Из воспоминаний лиц, часто и неформально общавшихся со Сталиным, прошедших ГУЛАГ и уцелевших, в качестве примера можно привести воспоминания бывшего редактора "Известий" И.М. Гронского, который, однако, счел возможным также ограничиться минимумом свидетельств о том, как в действительности осуществлялась тогда власть. Конечно, мог бы немало рассказать Поскребышев, бессменно до 1952 г. (фактически до самой смерти Сталина) возглавлявший Особый сектор ЦК КПСС. Этот человек пережил и ХХ съезд, и время правления Хрущева и умер естественной смертью в 1965 г. Однако сам Поскребышев воспоминаний не писал, а Ф. Чуева на него не нашлось. Даже если бы и нашелся, еще неясно, согласился ли бы он что-нибудь рассказать, судя по публикации Л. Шкерина в журнале "Литературный Казахстан", в которой говорилось об эпизоде, когда он прямо задал вопрос бывшему помощнику Сталина: “"Поскребышев ...опасливо оглянулся по сторонам и, снизив голос, сказал:"Сколько мне известно, старух не расстреливали. Был слух, пускали в дело яд." Еще оглянулся и добавил:"А касательно Марии Ильиничны, я такому слуху не верю. Она, думаю, скоропостижно, как в газетах написано"”[90].

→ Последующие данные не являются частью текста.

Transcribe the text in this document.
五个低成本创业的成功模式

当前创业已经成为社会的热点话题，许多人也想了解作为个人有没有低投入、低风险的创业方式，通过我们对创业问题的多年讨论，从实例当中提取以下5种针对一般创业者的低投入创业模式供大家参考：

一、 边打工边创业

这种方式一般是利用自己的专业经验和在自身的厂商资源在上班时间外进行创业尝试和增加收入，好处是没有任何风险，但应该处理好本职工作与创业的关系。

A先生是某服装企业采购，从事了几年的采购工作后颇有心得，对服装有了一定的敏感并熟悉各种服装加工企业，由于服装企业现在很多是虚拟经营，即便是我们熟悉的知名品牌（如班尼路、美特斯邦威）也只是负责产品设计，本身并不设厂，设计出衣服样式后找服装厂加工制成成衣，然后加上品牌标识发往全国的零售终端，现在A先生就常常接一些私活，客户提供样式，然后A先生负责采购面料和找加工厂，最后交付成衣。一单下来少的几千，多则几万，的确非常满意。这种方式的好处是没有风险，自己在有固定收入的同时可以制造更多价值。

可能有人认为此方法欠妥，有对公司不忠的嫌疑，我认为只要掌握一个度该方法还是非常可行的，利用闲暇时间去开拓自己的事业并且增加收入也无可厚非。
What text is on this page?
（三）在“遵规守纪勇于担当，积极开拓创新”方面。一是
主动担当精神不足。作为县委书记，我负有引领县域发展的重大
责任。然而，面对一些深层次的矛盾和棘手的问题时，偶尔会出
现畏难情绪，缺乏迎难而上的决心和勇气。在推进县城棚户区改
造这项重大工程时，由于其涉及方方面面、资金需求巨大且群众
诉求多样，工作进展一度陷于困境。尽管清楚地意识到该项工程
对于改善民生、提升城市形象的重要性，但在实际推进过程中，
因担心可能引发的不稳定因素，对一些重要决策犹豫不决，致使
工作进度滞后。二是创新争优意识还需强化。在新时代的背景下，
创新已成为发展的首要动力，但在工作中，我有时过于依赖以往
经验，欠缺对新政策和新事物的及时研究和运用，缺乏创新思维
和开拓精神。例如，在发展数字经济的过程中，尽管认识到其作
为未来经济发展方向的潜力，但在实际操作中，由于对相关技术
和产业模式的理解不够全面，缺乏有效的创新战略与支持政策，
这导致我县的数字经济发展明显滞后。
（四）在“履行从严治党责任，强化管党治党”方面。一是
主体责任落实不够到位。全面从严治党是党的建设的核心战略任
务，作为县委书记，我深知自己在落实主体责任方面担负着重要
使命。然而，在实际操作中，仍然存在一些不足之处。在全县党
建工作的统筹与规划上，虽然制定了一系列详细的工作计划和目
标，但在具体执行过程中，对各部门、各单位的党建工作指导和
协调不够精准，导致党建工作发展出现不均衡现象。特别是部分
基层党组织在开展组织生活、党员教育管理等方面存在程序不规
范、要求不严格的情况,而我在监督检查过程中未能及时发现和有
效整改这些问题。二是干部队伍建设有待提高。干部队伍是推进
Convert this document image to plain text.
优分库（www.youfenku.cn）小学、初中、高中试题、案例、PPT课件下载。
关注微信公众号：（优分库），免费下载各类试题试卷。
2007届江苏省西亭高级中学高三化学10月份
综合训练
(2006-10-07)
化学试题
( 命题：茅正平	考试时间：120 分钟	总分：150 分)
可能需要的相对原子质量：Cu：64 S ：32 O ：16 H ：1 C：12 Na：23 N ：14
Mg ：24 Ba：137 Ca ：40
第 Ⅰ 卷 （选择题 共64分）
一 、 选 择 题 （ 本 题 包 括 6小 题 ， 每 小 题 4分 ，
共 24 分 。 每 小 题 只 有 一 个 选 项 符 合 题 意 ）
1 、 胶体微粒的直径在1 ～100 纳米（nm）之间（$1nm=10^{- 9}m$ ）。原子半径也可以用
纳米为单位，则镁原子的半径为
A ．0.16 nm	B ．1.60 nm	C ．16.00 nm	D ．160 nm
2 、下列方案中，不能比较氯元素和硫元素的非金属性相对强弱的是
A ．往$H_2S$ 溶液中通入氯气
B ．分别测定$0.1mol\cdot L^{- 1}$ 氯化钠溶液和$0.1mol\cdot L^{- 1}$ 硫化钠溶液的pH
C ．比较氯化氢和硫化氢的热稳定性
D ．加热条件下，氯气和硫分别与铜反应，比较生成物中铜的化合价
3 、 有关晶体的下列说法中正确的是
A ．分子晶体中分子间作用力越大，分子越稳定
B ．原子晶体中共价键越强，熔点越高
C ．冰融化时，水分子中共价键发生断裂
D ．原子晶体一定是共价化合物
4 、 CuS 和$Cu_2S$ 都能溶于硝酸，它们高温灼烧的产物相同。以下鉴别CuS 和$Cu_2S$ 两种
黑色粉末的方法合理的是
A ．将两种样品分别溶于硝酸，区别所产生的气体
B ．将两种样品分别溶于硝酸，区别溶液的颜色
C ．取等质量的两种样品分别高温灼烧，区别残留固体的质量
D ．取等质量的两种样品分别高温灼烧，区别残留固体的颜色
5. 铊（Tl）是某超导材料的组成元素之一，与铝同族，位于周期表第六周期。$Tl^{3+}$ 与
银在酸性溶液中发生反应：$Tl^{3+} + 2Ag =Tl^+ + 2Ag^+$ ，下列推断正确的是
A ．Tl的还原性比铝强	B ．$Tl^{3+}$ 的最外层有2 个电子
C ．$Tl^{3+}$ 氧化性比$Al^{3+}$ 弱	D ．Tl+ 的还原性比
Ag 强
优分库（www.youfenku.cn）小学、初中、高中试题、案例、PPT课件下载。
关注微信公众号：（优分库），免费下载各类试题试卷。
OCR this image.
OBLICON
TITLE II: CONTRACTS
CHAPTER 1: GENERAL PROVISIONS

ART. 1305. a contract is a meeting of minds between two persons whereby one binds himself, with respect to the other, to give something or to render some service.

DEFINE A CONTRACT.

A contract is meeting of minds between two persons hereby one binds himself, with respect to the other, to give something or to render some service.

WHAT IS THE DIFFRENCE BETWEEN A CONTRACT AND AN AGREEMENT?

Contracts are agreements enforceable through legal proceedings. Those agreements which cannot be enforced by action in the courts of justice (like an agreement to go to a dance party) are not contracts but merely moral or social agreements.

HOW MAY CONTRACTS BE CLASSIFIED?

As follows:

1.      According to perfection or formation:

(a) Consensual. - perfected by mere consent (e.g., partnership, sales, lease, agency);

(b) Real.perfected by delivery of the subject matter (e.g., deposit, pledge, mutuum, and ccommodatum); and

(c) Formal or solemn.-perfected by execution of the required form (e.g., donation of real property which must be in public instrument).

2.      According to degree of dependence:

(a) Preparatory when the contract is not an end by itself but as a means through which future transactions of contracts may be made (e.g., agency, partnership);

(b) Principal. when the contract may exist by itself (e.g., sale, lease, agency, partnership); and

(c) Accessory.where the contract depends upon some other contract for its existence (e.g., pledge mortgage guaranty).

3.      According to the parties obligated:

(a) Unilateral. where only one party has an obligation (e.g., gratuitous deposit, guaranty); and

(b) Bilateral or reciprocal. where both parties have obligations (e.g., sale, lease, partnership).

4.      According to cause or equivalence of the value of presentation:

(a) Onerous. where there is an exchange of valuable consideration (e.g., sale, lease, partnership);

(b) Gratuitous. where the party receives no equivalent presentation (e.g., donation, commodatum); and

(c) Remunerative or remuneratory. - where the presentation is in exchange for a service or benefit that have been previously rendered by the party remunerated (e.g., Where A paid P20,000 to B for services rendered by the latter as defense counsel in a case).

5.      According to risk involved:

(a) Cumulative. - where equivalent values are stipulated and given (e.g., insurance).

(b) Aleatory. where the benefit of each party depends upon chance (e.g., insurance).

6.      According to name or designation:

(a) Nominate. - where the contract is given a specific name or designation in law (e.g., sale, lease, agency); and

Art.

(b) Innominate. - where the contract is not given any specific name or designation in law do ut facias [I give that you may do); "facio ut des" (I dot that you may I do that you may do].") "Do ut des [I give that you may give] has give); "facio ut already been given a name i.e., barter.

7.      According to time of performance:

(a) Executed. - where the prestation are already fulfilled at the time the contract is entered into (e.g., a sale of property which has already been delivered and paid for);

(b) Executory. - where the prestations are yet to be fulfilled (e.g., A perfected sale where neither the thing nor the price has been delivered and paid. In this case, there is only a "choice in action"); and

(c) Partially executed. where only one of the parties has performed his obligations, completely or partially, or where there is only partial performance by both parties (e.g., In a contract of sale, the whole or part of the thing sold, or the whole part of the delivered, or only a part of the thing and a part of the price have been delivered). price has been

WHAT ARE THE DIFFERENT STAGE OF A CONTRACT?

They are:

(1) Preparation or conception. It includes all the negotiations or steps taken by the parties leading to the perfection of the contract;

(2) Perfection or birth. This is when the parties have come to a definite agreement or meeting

- Особое значение для изучения механизма сталинской власти имеют сохранившиеся в литературе разрозненные свидетельства о широко распространенной, особенно в 1930-е гг. практике проведения неформальных заседаний у Сталина, которые не стенографировались и не протоколировались. Скрытность его отмечали многие. Вот, к примеру, свидетельство Д.Т. Шепилова: “Сталин вообще не любил, когда записывали его слова”. Он же запомнил сказанные по этому поводу слова самого Сталина: “Я тоже никогда не пользуюсь стенографисткой. Не могу работать, когда она тут торчит”[91]. Предмет повышенной конспирации в те годы составляли военные вопросы и вопросы развертывания массового террора. Вот несколько характерных свидетельств о военных заседаниях, которые проводились у Сталина, и неразглашение сведений о которых составляло предмет его особой заботы. Референт Сталина генерал-полковник авиации А.С. Яковлев: "На совещаниях у Сталина в узком кругу не было стенографисток, секретарей, не велось каких-либо протокольных записей". Маршал Советского Союза Д.Ф. Устинов, нарком вооружения в годы войны: "На заседаниях и совещаниях, которые проводил Сталин, обсуждение и принятие по ним решений осуществлялось нередко без протокольных записей, а часто и без соответствующего оформления решений". Маршал Советского Союза Г.К. Жуков, заместитель Верховного главнокомандующего в годы войны: "Многие политические, военные, общегосударственные вопросы обсуждались и решались не только на официальных заседаниях Политбюро ЦК и в Секретариате ЦК, но и вечером за обедом на квартире или на даче И.В. Сталина, где обычно присутствовали наиболее близкие ему члены Политбюро". Генерал-полковник Б.Л. Ванников, нарком боеприпасов:"На заседаниях и совещаниях у Сталина существовала практика - обсуждать вопросы и принимать по ним решения нередко без протокольных записей... Отсюда ясно, что освещение многих событий только по документам недостаточно и неполно, а в ряде случаев и неточно"[92].